Lorsque sa main me relâche, il me vole son regard et ma gorge est nouée. Je ne peux pas rester. Mais cette supplique, encore une fois formulée, me serre le cœur, rendant ma voix plus sourde. « Ce n'est pas une question de désir, tu sais que ma place n'est pas ici. » Si le ton de ma voix reste maîtrisé, il reste encore trop sec. « Ça n'a rien à voir avec mes obligations, Meadow... » Ce n'est qu'en prononçant son surnom que je retrouve plus de chaleur, le visage penché sur lui. « Je dois prendre mes distances, tu sais bien pourquoi. » Parce que nous n'appartenons pas au même monde, parce que notre passé est révolu, parce que trop d'années se sont écoulées, parce que je ne suis plus un sorcier, comme lui... Contrairement à ce qu'il m'a dit, trop de choses m'obligent à partir, un départ définitif où je veillerais sur lui de loin, mais sans plus jamais croiser sa route. Ce malaise indéfinissable me frustre au plus haut point alors que je me sens incapable d'exprimer ce que je ressens. La sensation étrange d'un passé qui se répète à l'infini me survole. Des souvenirs diffus de ma famille que je protégeais de loin sans plus jamais me montrer à eux. Mes parents... Ma fille.

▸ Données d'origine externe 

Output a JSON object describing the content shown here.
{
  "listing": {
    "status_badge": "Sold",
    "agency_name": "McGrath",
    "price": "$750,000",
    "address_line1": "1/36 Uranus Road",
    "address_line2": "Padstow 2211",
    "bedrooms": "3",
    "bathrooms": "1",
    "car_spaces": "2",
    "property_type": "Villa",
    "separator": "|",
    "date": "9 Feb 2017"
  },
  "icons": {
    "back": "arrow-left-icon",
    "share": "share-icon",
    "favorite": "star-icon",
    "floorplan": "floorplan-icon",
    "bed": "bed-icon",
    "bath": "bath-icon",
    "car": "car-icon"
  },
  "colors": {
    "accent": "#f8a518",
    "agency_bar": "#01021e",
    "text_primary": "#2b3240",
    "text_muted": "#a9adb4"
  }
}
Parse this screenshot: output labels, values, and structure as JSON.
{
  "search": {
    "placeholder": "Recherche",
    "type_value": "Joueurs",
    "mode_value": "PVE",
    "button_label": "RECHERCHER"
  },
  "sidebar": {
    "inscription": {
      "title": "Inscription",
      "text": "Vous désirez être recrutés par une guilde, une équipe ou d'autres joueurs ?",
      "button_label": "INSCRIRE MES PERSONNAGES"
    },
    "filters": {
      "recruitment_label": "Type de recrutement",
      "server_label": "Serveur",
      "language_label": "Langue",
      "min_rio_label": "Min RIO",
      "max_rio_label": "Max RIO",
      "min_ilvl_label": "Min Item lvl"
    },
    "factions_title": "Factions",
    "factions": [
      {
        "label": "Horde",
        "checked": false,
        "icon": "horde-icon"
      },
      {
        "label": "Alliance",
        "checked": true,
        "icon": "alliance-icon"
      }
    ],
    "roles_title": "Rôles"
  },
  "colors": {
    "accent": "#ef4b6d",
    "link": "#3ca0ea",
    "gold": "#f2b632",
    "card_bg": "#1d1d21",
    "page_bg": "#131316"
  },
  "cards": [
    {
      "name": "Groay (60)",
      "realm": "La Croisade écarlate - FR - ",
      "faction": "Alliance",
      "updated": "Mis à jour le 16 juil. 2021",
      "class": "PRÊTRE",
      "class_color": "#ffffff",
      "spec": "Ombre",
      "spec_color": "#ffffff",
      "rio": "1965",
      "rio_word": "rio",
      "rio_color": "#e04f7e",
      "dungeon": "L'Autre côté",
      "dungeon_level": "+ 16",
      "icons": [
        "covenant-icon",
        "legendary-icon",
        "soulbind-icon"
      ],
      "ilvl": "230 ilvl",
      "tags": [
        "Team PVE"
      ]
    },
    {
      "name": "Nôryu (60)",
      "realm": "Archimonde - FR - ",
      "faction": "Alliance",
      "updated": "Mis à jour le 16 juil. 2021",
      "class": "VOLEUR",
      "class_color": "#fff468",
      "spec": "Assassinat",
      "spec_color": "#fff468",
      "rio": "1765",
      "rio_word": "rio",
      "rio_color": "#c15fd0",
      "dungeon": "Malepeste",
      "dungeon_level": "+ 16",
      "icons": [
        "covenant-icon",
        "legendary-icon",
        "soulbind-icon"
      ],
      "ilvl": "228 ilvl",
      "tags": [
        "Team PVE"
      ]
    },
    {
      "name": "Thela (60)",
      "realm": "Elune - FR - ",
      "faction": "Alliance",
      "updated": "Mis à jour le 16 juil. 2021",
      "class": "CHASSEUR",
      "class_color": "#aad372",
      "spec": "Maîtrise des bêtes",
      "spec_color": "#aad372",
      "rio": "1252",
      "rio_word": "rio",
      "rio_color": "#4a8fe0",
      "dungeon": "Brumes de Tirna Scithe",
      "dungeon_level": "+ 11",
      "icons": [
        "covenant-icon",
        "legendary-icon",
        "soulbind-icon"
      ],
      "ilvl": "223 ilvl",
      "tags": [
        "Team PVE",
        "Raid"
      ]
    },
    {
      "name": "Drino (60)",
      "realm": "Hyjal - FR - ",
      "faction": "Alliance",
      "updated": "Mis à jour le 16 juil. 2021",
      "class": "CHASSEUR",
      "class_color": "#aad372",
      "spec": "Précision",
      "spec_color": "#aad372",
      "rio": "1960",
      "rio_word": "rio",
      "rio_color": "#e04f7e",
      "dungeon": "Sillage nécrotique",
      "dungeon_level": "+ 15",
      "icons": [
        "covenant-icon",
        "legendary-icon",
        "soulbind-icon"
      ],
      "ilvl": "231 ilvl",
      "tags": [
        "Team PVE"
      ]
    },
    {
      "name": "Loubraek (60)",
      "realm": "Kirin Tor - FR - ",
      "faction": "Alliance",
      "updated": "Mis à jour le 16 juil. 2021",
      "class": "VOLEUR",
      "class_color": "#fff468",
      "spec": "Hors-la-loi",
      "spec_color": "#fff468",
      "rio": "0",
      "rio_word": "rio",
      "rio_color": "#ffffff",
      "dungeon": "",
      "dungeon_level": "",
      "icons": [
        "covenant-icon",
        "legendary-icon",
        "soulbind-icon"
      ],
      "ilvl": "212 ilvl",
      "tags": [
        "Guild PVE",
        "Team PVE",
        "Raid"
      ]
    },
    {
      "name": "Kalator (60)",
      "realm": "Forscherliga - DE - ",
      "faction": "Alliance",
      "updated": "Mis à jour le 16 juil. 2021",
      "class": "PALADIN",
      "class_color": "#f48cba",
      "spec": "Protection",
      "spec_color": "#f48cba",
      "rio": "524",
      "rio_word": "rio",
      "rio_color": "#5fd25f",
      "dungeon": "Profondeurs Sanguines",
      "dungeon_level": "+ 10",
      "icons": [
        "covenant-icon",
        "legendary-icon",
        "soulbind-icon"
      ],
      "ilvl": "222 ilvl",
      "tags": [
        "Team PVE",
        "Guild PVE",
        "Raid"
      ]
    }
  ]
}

Retrouvant le silence, je m'avance alors vers la cheminée, me détournant sciemment du fauteuil où le sorcier est installé. Lorsque mes yeux se posent sur les braises rougeoyantes du foyer, je m'essaie à rassembler mes pensées sans que le visage auréolé de boucles brunes ne vienne les bouleverser. Noah semble transi par le froid en dépit de sa couverture et j'ai besoin de m'occuper les mains, de m'activer d'une quelconque façon pour chasser le trouble qui me décontenance. Je me penche alors vers le panier situé non loin, contre le mur, pour m'emparer de quelques bûches entreposées là et les placer une à une, derrière le pare-feu. Une gerbe d'étincelles s'envole à chaque fois que j'en ajoute une, les déposant avec soin et précaution pour ne pas étouffer les braises. Cette activité me permet de poser mes idées et de calmer mes émotions, un tant soit peu.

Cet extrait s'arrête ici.